Africa: Home-Based HIV Kits Aid in Scourge Fight

Increasing rates of HIV testing is a top priority for the United Nations, especially in sub-Saharan Africa, where HIV prevalence remains highest.

A new analysis published this week in PLoS Medicine shows that an overwhelming majority (83 percent) of patients in Kenya, Malawi, South Africa, Uganda, and Zambia who are offered home-based HIV testing and voluntary counseling accept.

Researchers, led by Kalpana Sabapathy of the London School of Hygiene and Tropical Medicine, Imperial College London, and Doctors Without Borders, reviewed 21 studies of home-based HIV testing in Africa, comprising more that 520,000 participants.

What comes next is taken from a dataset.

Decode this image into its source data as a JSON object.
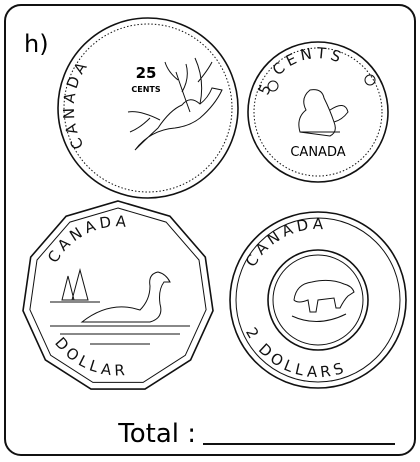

Not only did most patients accept HIV testing, Sabapathy's team found that men were as likely to do so as women, despite the fact that, in general, men are less likely to get tested for HIV than women.

Most importantly, Sabapathy's analysis revealed that 40 to 70 percent of those who tested positive for HIV using at-home tests were previously undiagnosed.

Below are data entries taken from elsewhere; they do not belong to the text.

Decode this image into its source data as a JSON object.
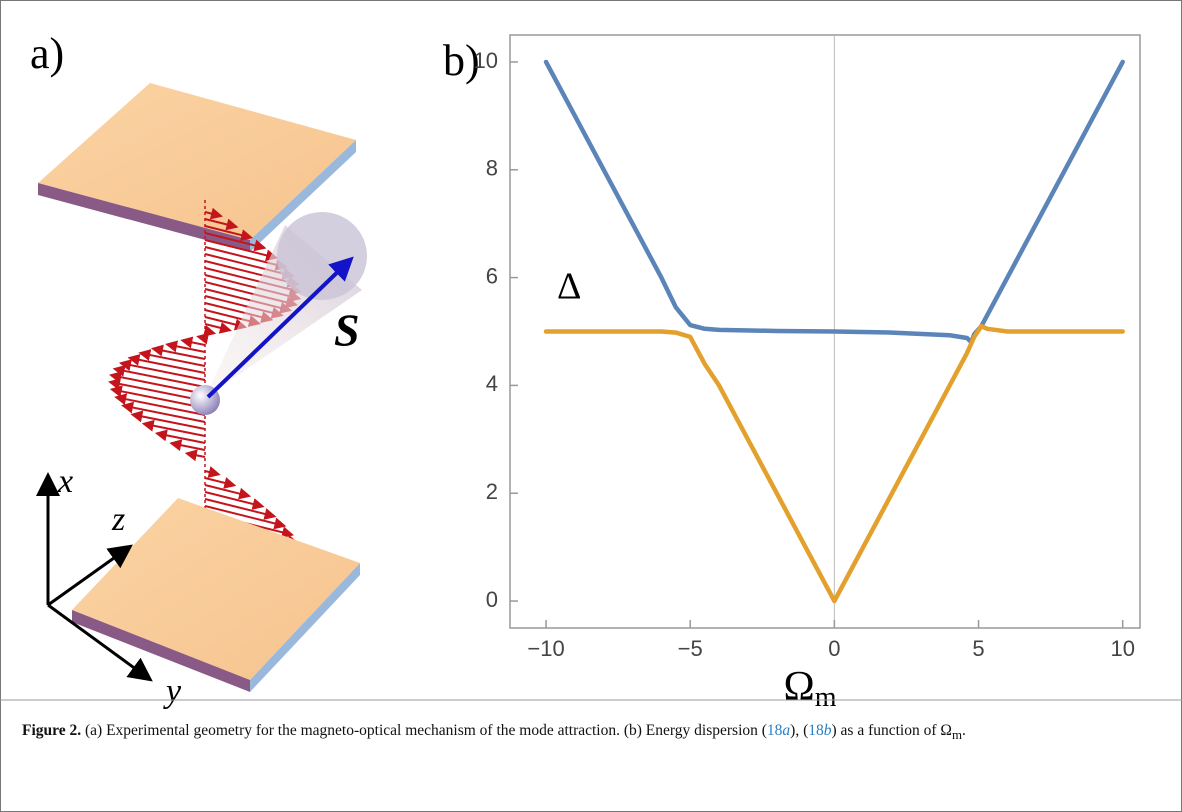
{
  "figure": {
    "panel_label": "a)",
    "axis_x": "x",
    "axis_z": "z",
    "axis_y": "y",
    "spin_label": "S"
  },
  "chart_data": {
    "type": "line",
    "panel_label": "b)",
    "annotation": "Δ",
    "xlabel_symbol": "Ω",
    "xlabel_subscript": "m",
    "xlim": [
      -11.25,
      10.6
    ],
    "ylim": [
      -0.5,
      10.5
    ],
    "xticks": [
      {
        "value": -10,
        "label": "−10"
      },
      {
        "value": -5,
        "label": "−5"
      },
      0,
      5,
      10
    ],
    "yticks": [
      0,
      2,
      4,
      6,
      8,
      10
    ],
    "zero_line": true,
    "series": [
      {
        "color": "#5b84b9",
        "x": [
          -10,
          -9,
          -8,
          -7,
          -6,
          -5.5,
          -5,
          -4.5,
          -4,
          -2,
          0,
          2,
          4,
          4.6,
          4.75,
          4.85,
          5.1,
          5.3,
          6,
          7,
          8,
          9,
          10
        ],
        "values": [
          10,
          9,
          8,
          7,
          6,
          5.45,
          5.12,
          5.05,
          5.03,
          5.01,
          5,
          4.98,
          4.93,
          4.88,
          4.8,
          4.95,
          5.1,
          5.3,
          6,
          7,
          8,
          9,
          10
        ]
      },
      {
        "color": "#e3a02c",
        "x": [
          -10,
          -6,
          -5.5,
          -5,
          -4.5,
          -4,
          -2,
          0,
          2,
          4,
          4.6,
          4.85,
          5.1,
          5.3,
          6,
          8,
          10
        ],
        "values": [
          5,
          5,
          4.98,
          4.9,
          4.4,
          4,
          2,
          0,
          2,
          4,
          4.6,
          4.9,
          5.1,
          5.05,
          5,
          5,
          5
        ]
      }
    ]
  },
  "caption": {
    "label": "Figure 2.",
    "text_1": " (a) Experimental geometry for the magneto-optical mechanism of the mode attraction. (b) Energy dispersion (",
    "ref_1_num": "18",
    "ref_1_letter": "a",
    "text_2": "), (",
    "ref_2_num": "18",
    "ref_2_letter": "b",
    "text_3": ") as a function of ",
    "symbol": "Ω",
    "subscript": "m",
    "text_4": "."
  }
}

In the absence of home-based testing, these patients may have gone on to spread the disease to others, and may not have had access to HIV treatment until their condition worsened.

The beauty of home-based testing is that it does not require participants to seek testing and treatment, which could subject them to stigmatization in their communities.

The more people who are aware of their HIV status, the greater the opportunity for patients to begin treatment early and to help stem the spread of the disease.